We do not support them. @jeremiedimino does not like them so perhaps he could explain why.

That’s interesting. I am now rethinking if the way I was using cram is maybe not the ideal way. I’m assuming if the support was specifically not included there is a good reason to not use it.

If you don’t mind me asking, say you had a CLI app that output some files that had timestamps or something. I was using cram to check that the files actually get made something like:

  $ make_blah thing && ls new_file_thing_*
  new_file_thing_*.txt (glob)

Using the glob there since the timestamp in the file changes every time the test is run. Just wondering how you might approach about testing that sort of thing without the glob or re features.

The way we handle it in dune is to redact the non deterministic parts:

  $ make_blah thing && ls new_file_thing_* | sed 's/_[0-9]+/<redacted>/'

The story is as follow: several years ago, we discovered python cram tests at Jane Street. We tried them and liked them, decided to port the concept to our favourite language and wrote ppx_expect.

We then started using expectation tests everywhere in our code base. Since ppx_expect was inspired by python cram tests, it also supported globs and regexps and we used these in a lot of places for the reason @mooreryan mentioned: to cope with tests that had a non-reproducible output.
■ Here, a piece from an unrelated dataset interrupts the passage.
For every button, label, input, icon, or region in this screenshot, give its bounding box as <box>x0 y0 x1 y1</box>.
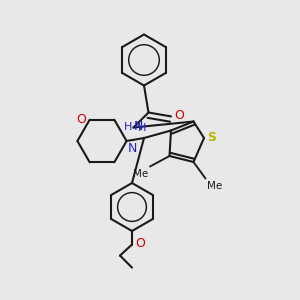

And sometimes also just to hide the parts of the output that were not interesting.

Once we had written a lot of expectation tests and we started working and updating existing ones, we realised that globs and regexps break the usual workflow of expectation tests. Indeed, the usual workflow is:

  • edit → save → run → accept correction

However, when you use globs and regexps, the workflow becomes:

  • edit → save → run → accept correction → edit expectation

Not only the last step has to be done manually, but it has to be repeated. Indeed, as soon as your output is no longer matched, the carefully crafted globs and regexps are simply lost and you have to write them all over again. This workflow is not pleasant, especially when you have a lot of tests to work with. So instead, we settled for the method @rgrinberg described: post-processing the output. Contrary to globs and regexps, the post-processing is part of the code so it is never lost when you accept a correction. Which means that you get back the nice edit -> save -> run -> accept correction workflow. We have happily been using this method for several years and never regretted moving away from globs and regexps.

Dune cram tests where developed after all this, so I pushed for not including support for globs and regexps.


Thanks for the great explanation! That makes a lot of sense especially when considering that the globs and regexes break the edit, save, run, accept loop.